One day as we arrived back at my hotel, I saw this White-tailed kite hovering above the adjacent field. This was the first time I’d seen this species in the U.S., and I was excited to try for a photo. I knew the chances of getting a good photo were low because of the white bird against a gray sky, but I took several shots anyway. As I clicked through the series of photos on the computer later, I was struck by the varying wing postures I’d captured as the bird hovered in the air searching for small mammals below. I decided to paste two of the different shots together, and this is the result. Isn’t this bird gorgeous?
One of the birds I’d wanted to see the most was the Burrowing Owl. And, as usual, Rick knew exactly where to find this one.
One bird I hadn’t even considered finding on this trip, however, was a Great Horned Owl. These birds are year-round residents in Ohio, and I was focused mostly on seeing birds I can’t see at home. So imagine my surprise when we arrived at Estero Llano Grande one afternoon and saw this beautiful silvery-gray owl sitting among the wind-tossed fronds of a palm tree.
We don’t have this gray color morph up north, as far as I know, so it was a real treat to see this bird. And we were told that there’s another owl in the park, perhaps the mate of this one, although it’s not a gray morph.
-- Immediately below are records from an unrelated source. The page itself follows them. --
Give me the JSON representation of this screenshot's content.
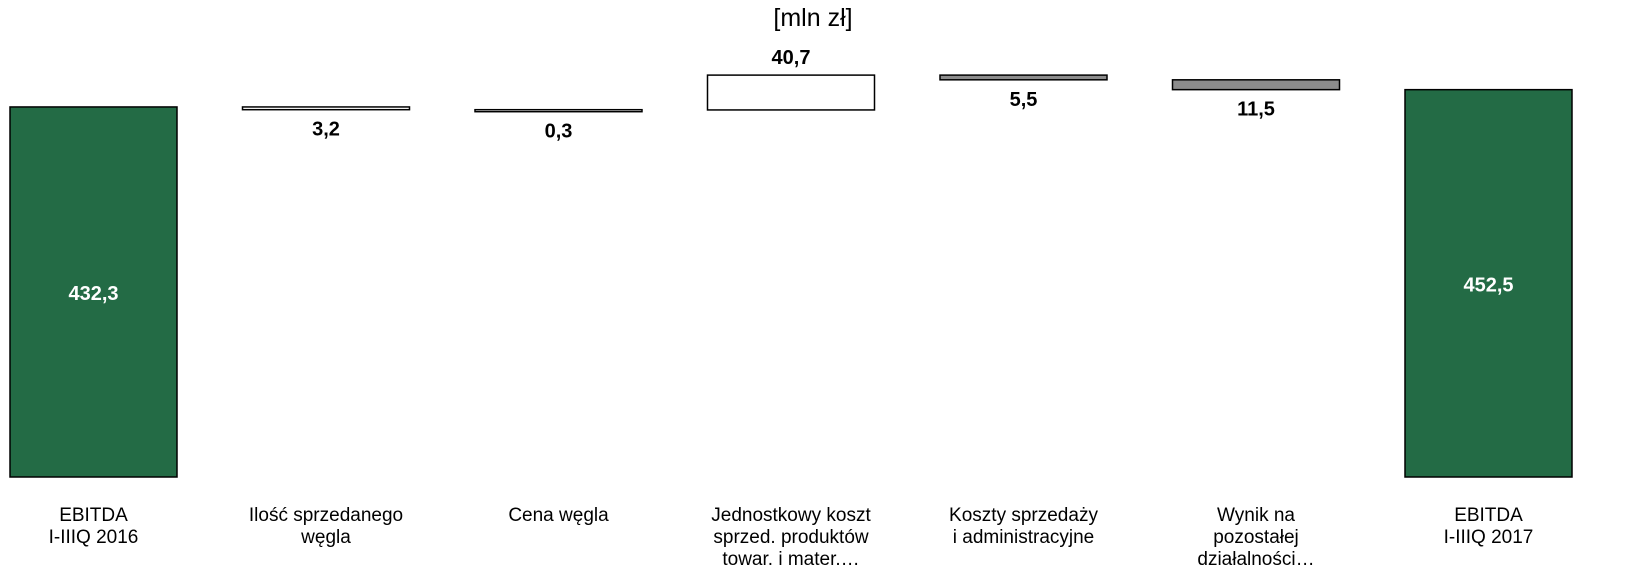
{
  "chart_data": {
    "type": "bar",
    "subtype": "waterfall",
    "unit_label": "[mln zł]",
    "categories": [
      [
        "EBITDA",
        "I-IIIQ 2016"
      ],
      [
        "Ilość sprzedanego",
        "węgla"
      ],
      [
        "Cena węgla"
      ],
      [
        "Jednostkowy koszt",
        "sprzed. produktów",
        "towar. i mater.…"
      ],
      [
        "Koszty sprzedaży",
        "i administracyjne"
      ],
      [
        "Wynik na",
        "pozostałej",
        "działalności…"
      ],
      [
        "EBITDA",
        "I-IIIQ 2017"
      ]
    ],
    "labels": [
      "432,3",
      "3,2",
      "0,3",
      "40,7",
      "5,5",
      "11,5",
      "452,5"
    ],
    "steps": [
      {
        "kind": "total",
        "value": 432.3
      },
      {
        "kind": "decrease",
        "value": 3.2
      },
      {
        "kind": "decrease",
        "value": 0.3
      },
      {
        "kind": "increase",
        "value": 40.7
      },
      {
        "kind": "decrease",
        "value": 5.5
      },
      {
        "kind": "decrease",
        "value": 11.5
      },
      {
        "kind": "total",
        "value": 452.5
      }
    ],
    "colors": {
      "total": "#236b45",
      "increase": "#ffffff",
      "decrease_small": "#ffffff",
      "decrease": "#8c8c8c",
      "stroke": "#000000"
    },
    "ylim": [
      0,
      480
    ],
    "grid": false,
    "legend": "none"
  }
}
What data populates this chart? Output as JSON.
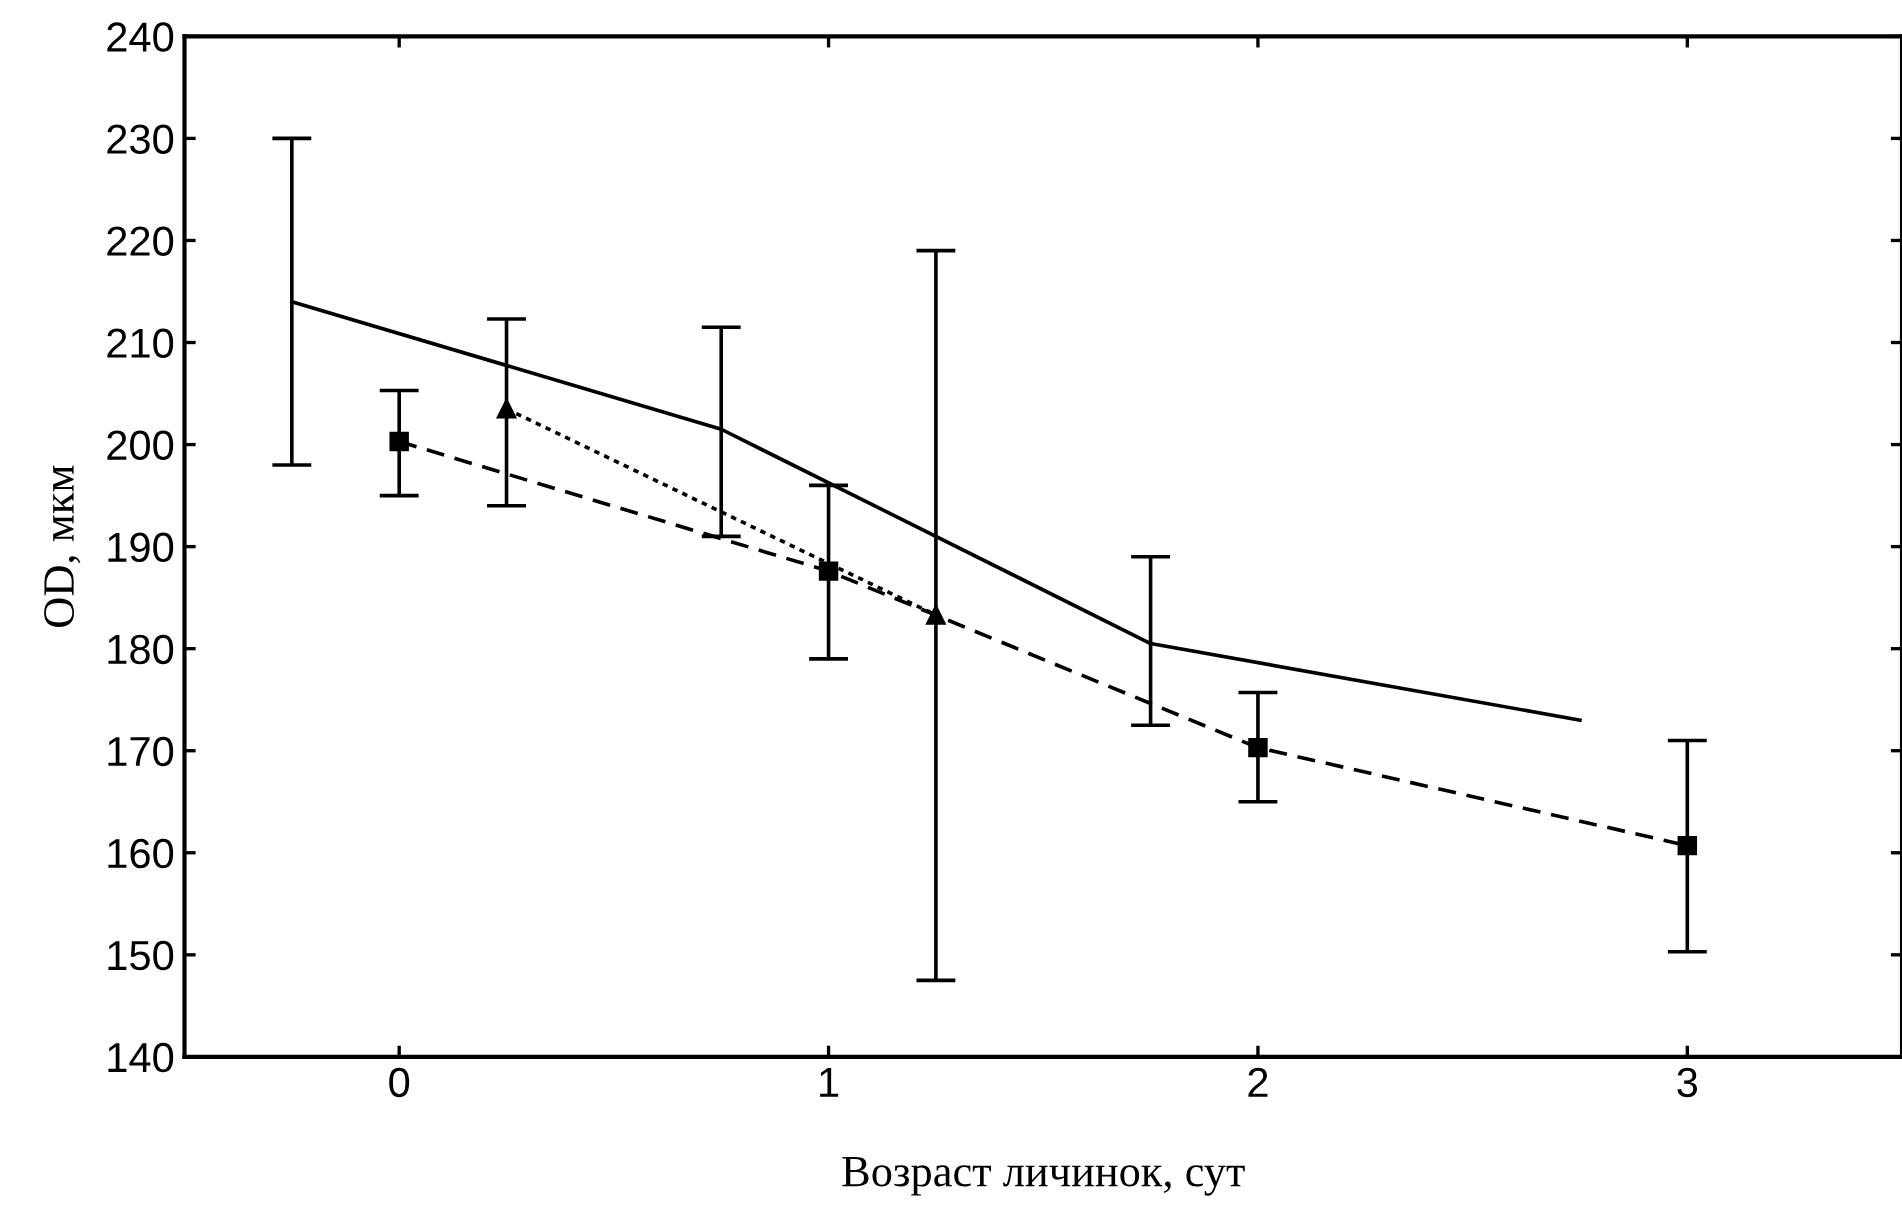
{
  "chart_data": {
    "type": "line",
    "xlabel": "Возраст личинок, сут",
    "ylabel": "OD, мкм",
    "xlim": [
      -0.5,
      3.5
    ],
    "xticks": [
      0,
      1,
      2,
      3
    ],
    "ylim": [
      140,
      240
    ],
    "yticks": [
      140,
      150,
      160,
      170,
      180,
      190,
      200,
      210,
      220,
      230,
      240
    ],
    "grid": false,
    "legend": false,
    "series": [
      {
        "color": "#000000",
        "line_style": "solid",
        "marker": "none",
        "x": [
          -0.25,
          0.75,
          1.75,
          2.75
        ],
        "values": [
          214,
          201.5,
          180.5,
          173
        ],
        "errors": [
          [
            198,
            230
          ],
          [
            191,
            211.5
          ],
          [
            172.5,
            189
          ],
          null
        ]
      },
      {
        "color": "#000000",
        "line_style": "dashed",
        "marker": "square",
        "x": [
          0,
          1,
          2,
          3
        ],
        "values": [
          200.3,
          187.6,
          170.3,
          160.7
        ],
        "errors": [
          [
            195,
            205.3
          ],
          [
            179,
            196
          ],
          [
            165,
            175.7
          ],
          [
            150.3,
            171
          ]
        ]
      },
      {
        "color": "#000000",
        "line_style": "dotted",
        "marker": "triangle",
        "x": [
          0.25,
          1.25
        ],
        "values": [
          203.5,
          183.3
        ],
        "errors": [
          [
            194,
            212.3
          ],
          [
            147.5,
            219
          ]
        ]
      }
    ]
  }
}
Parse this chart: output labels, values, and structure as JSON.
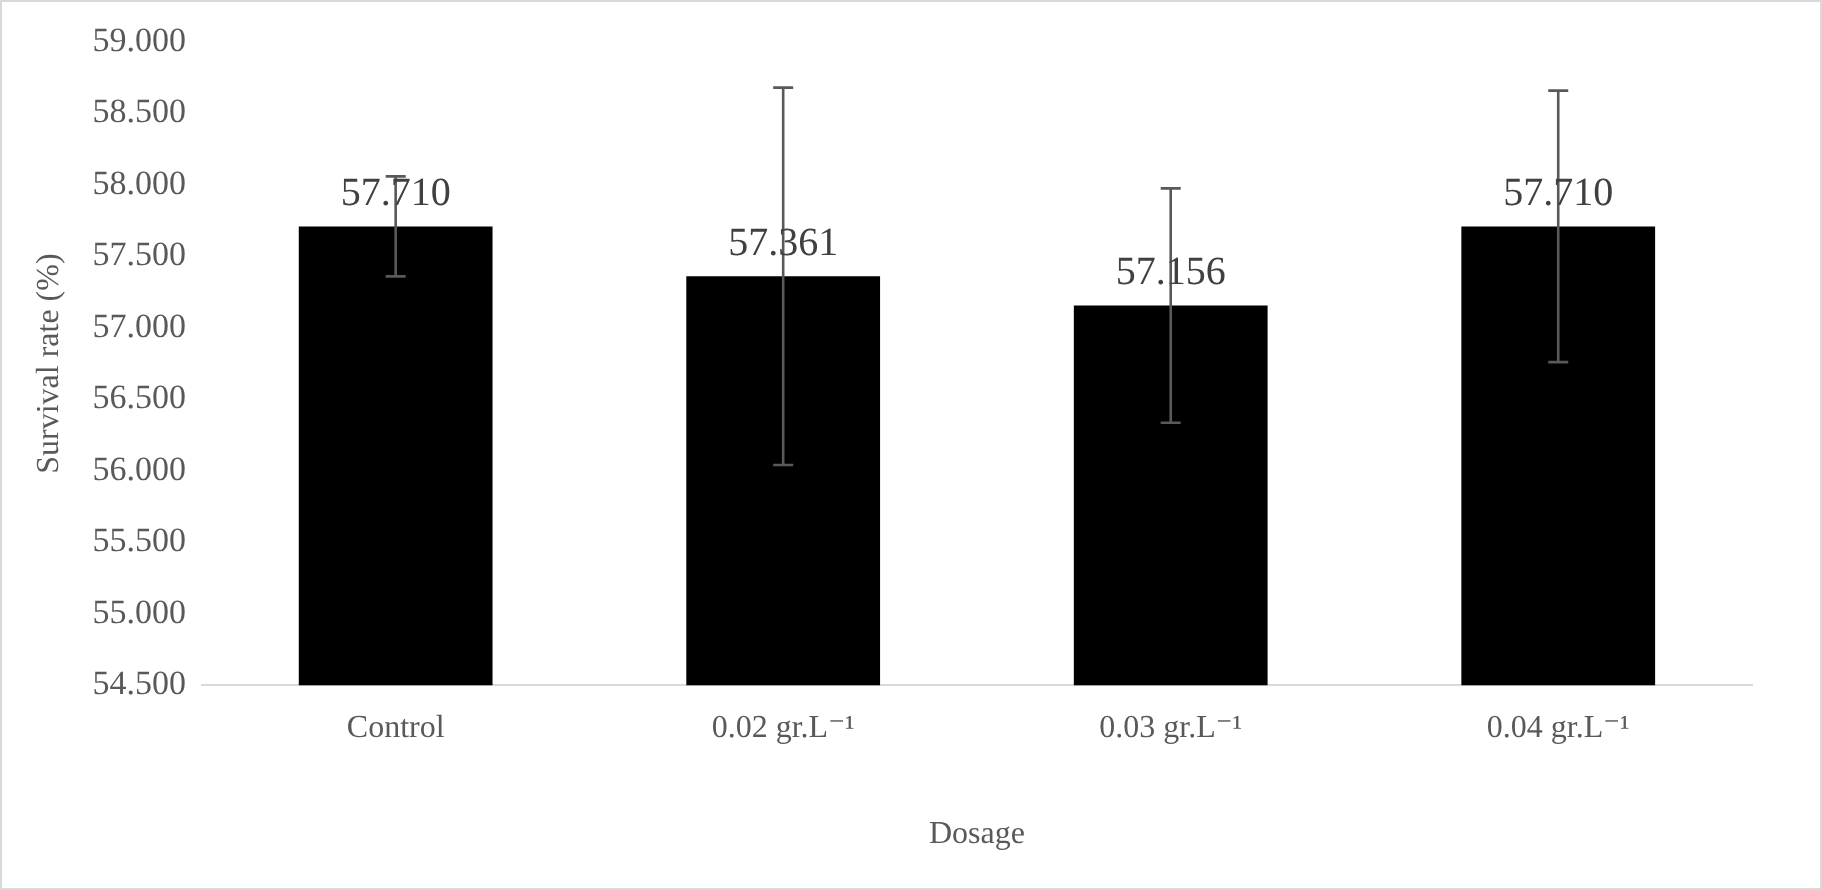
{
  "chart_data": {
    "type": "bar",
    "xlabel": "Dosage",
    "ylabel": "Survival rate (%)",
    "categories": [
      "Control",
      "0.02 gr.L⁻¹",
      "0.03 gr.L⁻¹",
      "0.04 gr.L⁻¹"
    ],
    "values": [
      57.71,
      57.361,
      57.156,
      57.71
    ],
    "value_labels": [
      "57.710",
      "57.361",
      "57.156",
      "57.710"
    ],
    "errors": [
      0.35,
      1.32,
      0.82,
      0.95
    ],
    "color": "#000000",
    "ylim": [
      54.5,
      59
    ],
    "yticks": [
      {
        "value": 54.5,
        "label": "54.500"
      },
      {
        "value": 55,
        "label": "55.000"
      },
      {
        "value": 55.5,
        "label": "55.500"
      },
      {
        "value": 56,
        "label": "56.000"
      },
      {
        "value": 56.5,
        "label": "56.500"
      },
      {
        "value": 57,
        "label": "57.000"
      },
      {
        "value": 57.5,
        "label": "57.500"
      },
      {
        "value": 58,
        "label": "58.000"
      },
      {
        "value": 58.5,
        "label": "58.500"
      },
      {
        "value": 59,
        "label": "59.000"
      }
    ],
    "grid": false,
    "legend": false
  }
}
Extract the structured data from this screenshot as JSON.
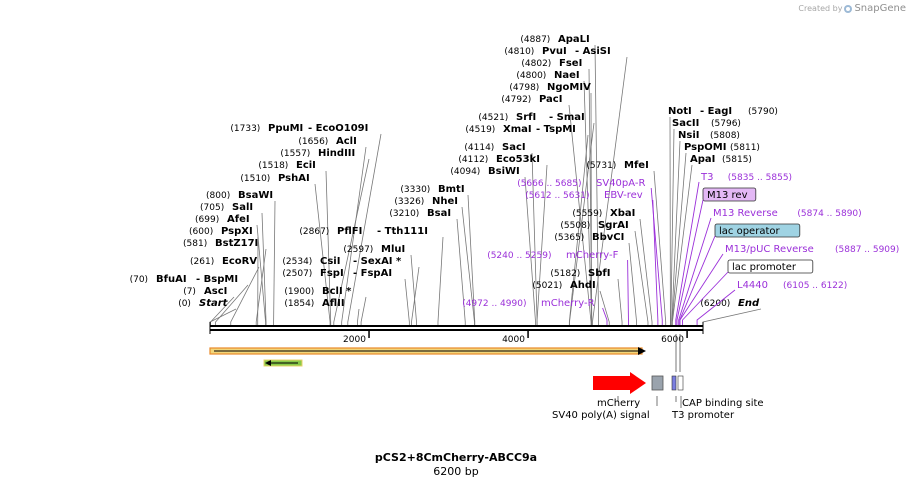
{
  "branding": {
    "created_by": "Created by",
    "app_name": "SnapGene"
  },
  "plasmid": {
    "name": "pCS2+8CmCherry-ABCC9a",
    "length_label": "6200 bp",
    "length_bp": 6200
  },
  "ruler": {
    "ticks": [
      2000,
      4000,
      6000
    ]
  },
  "sites": [
    {
      "pos": "(0)",
      "name": "Start",
      "bp": 0,
      "italic": true
    },
    {
      "pos": "(7)",
      "name": "AscI",
      "bp": 7
    },
    {
      "pos": "(70)",
      "name": "BfuAI",
      "bp": 70,
      "partner": "- BspMI"
    },
    {
      "pos": "(261)",
      "name": "EcoRV",
      "bp": 261
    },
    {
      "pos": "(581)",
      "name": "BstZ17I",
      "bp": 581
    },
    {
      "pos": "(600)",
      "name": "PspXI",
      "bp": 600
    },
    {
      "pos": "(699)",
      "name": "AfeI",
      "bp": 699
    },
    {
      "pos": "(705)",
      "name": "SalI",
      "bp": 705
    },
    {
      "pos": "(800)",
      "name": "BsaWI",
      "bp": 800
    },
    {
      "pos": "(1510)",
      "name": "PshAI",
      "bp": 1510
    },
    {
      "pos": "(1518)",
      "name": "EciI",
      "bp": 1518
    },
    {
      "pos": "(1557)",
      "name": "HindIII",
      "bp": 1557
    },
    {
      "pos": "(1656)",
      "name": "AclI",
      "bp": 1656
    },
    {
      "pos": "(1733)",
      "name": "PpuMI",
      "bp": 1733,
      "partner": "- EcoO109I"
    },
    {
      "pos": "(1854)",
      "name": "AflII",
      "bp": 1854
    },
    {
      "pos": "(1900)",
      "name": "BclI *",
      "bp": 1900
    },
    {
      "pos": "(2507)",
      "name": "FspI",
      "bp": 2507,
      "partner": "- FspAI"
    },
    {
      "pos": "(2534)",
      "name": "CsiI",
      "bp": 2534,
      "partner": "- SexAI *"
    },
    {
      "pos": "(2597)",
      "name": "MluI",
      "bp": 2597
    },
    {
      "pos": "(2867)",
      "name": "PflFI",
      "bp": 2867,
      "partner": "- Tth111I"
    },
    {
      "pos": "(3210)",
      "name": "BsaI",
      "bp": 3210
    },
    {
      "pos": "(3326)",
      "name": "NheI",
      "bp": 3326
    },
    {
      "pos": "(3330)",
      "name": "BmtI",
      "bp": 3330
    },
    {
      "pos": "(4094)",
      "name": "BsiWI",
      "bp": 4094
    },
    {
      "pos": "(4112)",
      "name": "Eco53kI",
      "bp": 4112
    },
    {
      "pos": "(4114)",
      "name": "SacI",
      "bp": 4114
    },
    {
      "pos": "(4519)",
      "name": "XmaI",
      "bp": 4519,
      "partner": "- TspMI"
    },
    {
      "pos": "(4521)",
      "name": "SrfI",
      "bp": 4521,
      "partner": "- SmaI"
    },
    {
      "pos": "(4792)",
      "name": "PacI",
      "bp": 4792
    },
    {
      "pos": "(4798)",
      "name": "NgoMIV",
      "bp": 4798
    },
    {
      "pos": "(4800)",
      "name": "NaeI",
      "bp": 4800
    },
    {
      "pos": "(4802)",
      "name": "FseI",
      "bp": 4802
    },
    {
      "pos": "(4810)",
      "name": "PvuI",
      "bp": 4810,
      "partner": "- AsiSI"
    },
    {
      "pos": "(4887)",
      "name": "ApaLI",
      "bp": 4887
    },
    {
      "pos": "(5021)",
      "name": "AhdI",
      "bp": 5021
    },
    {
      "pos": "(5182)",
      "name": "SbfI",
      "bp": 5182
    },
    {
      "pos": "(5365)",
      "name": "BbvCI",
      "bp": 5365
    },
    {
      "pos": "(5508)",
      "name": "SgrAI",
      "bp": 5508
    },
    {
      "pos": "(5559)",
      "name": "XbaI",
      "bp": 5559
    },
    {
      "pos": "(5731)",
      "name": "MfeI",
      "bp": 5731
    },
    {
      "pos": "(5815)",
      "name": "ApaI",
      "bp": 5815
    },
    {
      "pos": "(5811)",
      "name": "PspOMI",
      "bp": 5811
    },
    {
      "pos": "(5808)",
      "name": "NsiI",
      "bp": 5808
    },
    {
      "pos": "(5796)",
      "name": "SacII",
      "bp": 5796
    },
    {
      "pos": "(5790)",
      "name": "NotI",
      "bp": 5790,
      "partner": "- EagI"
    },
    {
      "pos": "(6200)",
      "name": "End",
      "bp": 6200,
      "italic": true
    }
  ],
  "annotations": [
    {
      "name": "SV40pA-R",
      "range": "(5666 .. 5685)",
      "bp": 5675
    },
    {
      "name": "EBV-rev",
      "range": "(5612 .. 5631)",
      "bp": 5620
    },
    {
      "name": "mCherry-F",
      "range": "(5240 .. 5259)",
      "bp": 5250
    },
    {
      "name": "mCherry-R",
      "range": "(4972 .. 4990)",
      "bp": 4980
    },
    {
      "name": "T3",
      "range": "(5835 .. 5855)",
      "bp": 5845
    },
    {
      "name": "M13 rev",
      "range": "",
      "bp": 5860,
      "style": "box-purple"
    },
    {
      "name": "M13 Reverse",
      "range": "(5874 .. 5890)",
      "bp": 5882
    },
    {
      "name": "lac operator",
      "range": "",
      "bp": 5895,
      "style": "box-blue"
    },
    {
      "name": "M13/pUC Reverse",
      "range": "(5887 .. 5909)",
      "bp": 5898
    },
    {
      "name": "lac promoter",
      "range": "",
      "bp": 5930,
      "style": "box-white"
    },
    {
      "name": "L4440",
      "range": "(6105 .. 6122)",
      "bp": 6113
    }
  ],
  "features": [
    {
      "name": "mCherry",
      "bp": 4800
    },
    {
      "name": "SV40 poly(A) signal",
      "bp": 5600
    },
    {
      "name": "CAP binding site",
      "bp": 5970
    },
    {
      "name": "T3 promoter",
      "bp": 5840
    }
  ],
  "colors": {
    "backbone": "#000000",
    "orf_fill": "#f2d67a",
    "orf_border": "#e88a2a",
    "orf_arrow": "#000000",
    "small_orf": "#88c948",
    "primer": "#9b30d9",
    "mcherry": "#ff0000",
    "polyA": "#9aa3ad",
    "m13_box": "#e3b8f5",
    "lac_op_box": "#9fd3e3",
    "cap_site": "#7a7ee0"
  }
}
Despite the name of the bird, those pointy things on top of the owl’s head are not horns. They’re not ears either. They’re just tufts of feathers. I love how they’re blowing sideways in this shot.
I didn’t take many photos of things other than birds on this trip, but I did grab a quick shot of this cow as it emerged from the vegetation on the Mexico side of the Rio Grande River at Salineño. I noticed that the river had been much lower the last time I’d visited this location, and I wonder if the river ever gets low enough for livestock to cross the international border, and if so, how do they deal with that issue?